Cette paralysie a poussé Orano à suspendre ses activités. Le gouvernement de transition nigérien a ensuite retiré les permis et pris le contrôle du site. Pour Niamey, la SOMAÏR symbolisait l’ancien modèle néocolonial dont il fallait s’affranchir, quitte à sacrifier la production de cette mine historique.

Dasa : le nouveau poumon de l’uranium nigérien

Pendant que la SOMAÏR s’enlise, le projet Dasa, porté par la société canadienne Global Atomic, monte en puissance. Ce gisement affiche des teneurs en uranium parmi les plus élevées au monde. Il doit compenser les pertes de la SOMAÏR sur le marché international.

  • Remplacement des volumes : Dasa est appelé à prendre le relais pour maintenir les exportations nigériennes.
  • Pragmatisme américain : Washington a injecté 414 millions de dollars via la DFC. Un soutien qui contraste avec la paralysie d’Orano, évincé par le différend politique avec la junte.

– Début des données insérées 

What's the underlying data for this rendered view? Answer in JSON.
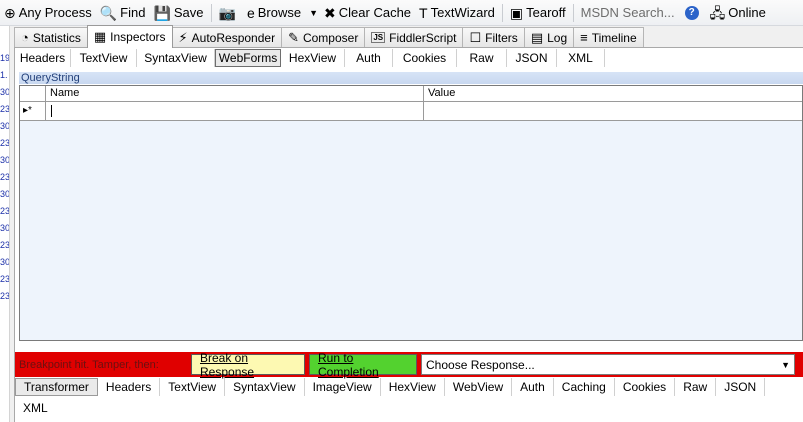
{
  "toolbar": {
    "items": [
      {
        "name": "any-process",
        "icon": "crosshair-icon",
        "glyph": "⊕",
        "label": "Any Process"
      },
      {
        "name": "find",
        "icon": "binoculars-icon",
        "glyph": "🔍",
        "label": "Find"
      },
      {
        "name": "save",
        "icon": "save-icon",
        "glyph": "💾",
        "label": "Save"
      },
      {
        "name": "screenshot",
        "icon": "camera-icon",
        "glyph": "📷",
        "label": ""
      },
      {
        "name": "browse",
        "icon": "ie-icon",
        "glyph": "e",
        "label": "Browse"
      },
      {
        "name": "clear-cache",
        "icon": "eraser-icon",
        "glyph": "✖",
        "label": "Clear Cache"
      },
      {
        "name": "text-wizard",
        "icon": "textwizard-icon",
        "glyph": "T",
        "label": "TextWizard"
      },
      {
        "name": "tearoff",
        "icon": "tearoff-icon",
        "glyph": "▣",
        "label": "Tearoff"
      }
    ],
    "search_placeholder": "MSDN Search...",
    "help_glyph": "?",
    "online_label": "Online"
  },
  "main_tabs": [
    {
      "label": "Statistics",
      "glyph": "◔",
      "active": false
    },
    {
      "label": "Inspectors",
      "glyph": "▦",
      "active": true
    },
    {
      "label": "AutoResponder",
      "glyph": "⚡",
      "active": false
    },
    {
      "label": "Composer",
      "glyph": "✎",
      "active": false
    },
    {
      "label": "FiddlerScript",
      "glyph": "JS",
      "active": false
    },
    {
      "label": "Filters",
      "glyph": "☐",
      "active": false
    },
    {
      "label": "Log",
      "glyph": "▤",
      "active": false
    },
    {
      "label": "Timeline",
      "glyph": "≡",
      "active": false
    }
  ],
  "request_tabs": [
    "Headers",
    "TextView",
    "SyntaxView",
    "WebForms",
    "HexView",
    "Auth",
    "Cookies",
    "Raw",
    "JSON",
    "XML"
  ],
  "request_active": "WebForms",
  "querystring": {
    "title": "QueryString",
    "columns": {
      "name": "Name",
      "value": "Value"
    },
    "new_row_marker": "▸*"
  },
  "breakpoint": {
    "message": "Breakpoint hit. Tamper, then:",
    "break_on_response": "Break on Response",
    "run_to_completion": "Run to Completion",
    "choose_response": "Choose Response..."
  },
  "response_tabs": [
    "Transformer",
    "Headers",
    "TextView",
    "SyntaxView",
    "ImageView",
    "HexView",
    "WebView",
    "Auth",
    "Caching",
    "Cookies",
    "Raw",
    "JSON"
  ],
  "response_tabs_row2": [
    "XML"
  ],
  "response_active": "Transformer",
  "left_strip_digits": [
    "19",
    "1.",
    "30",
    "23",
    "30",
    "23",
    "30",
    "23",
    "30",
    "23",
    "30",
    "23",
    "30",
    "23",
    "23"
  ]
}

Les États-Unis sécurisent ainsi leurs approvisionnements futurs en passant par des structures financières et des compagnies nord-américaines jugées plus neutres par le pouvoir nigérien.

Une souveraineté minière sous contrainte

Ce basculement révèle un paradoxe pour le régime du général Tiani. En misant sur une politique du tout militaire, il se retrouve contraint de se tourner vers des investissements européo-américains pourtant décriés à son arrivée au pouvoir. La souveraineté minière proclamée se heurte à la dure réalité des besoins financiers et technologiques.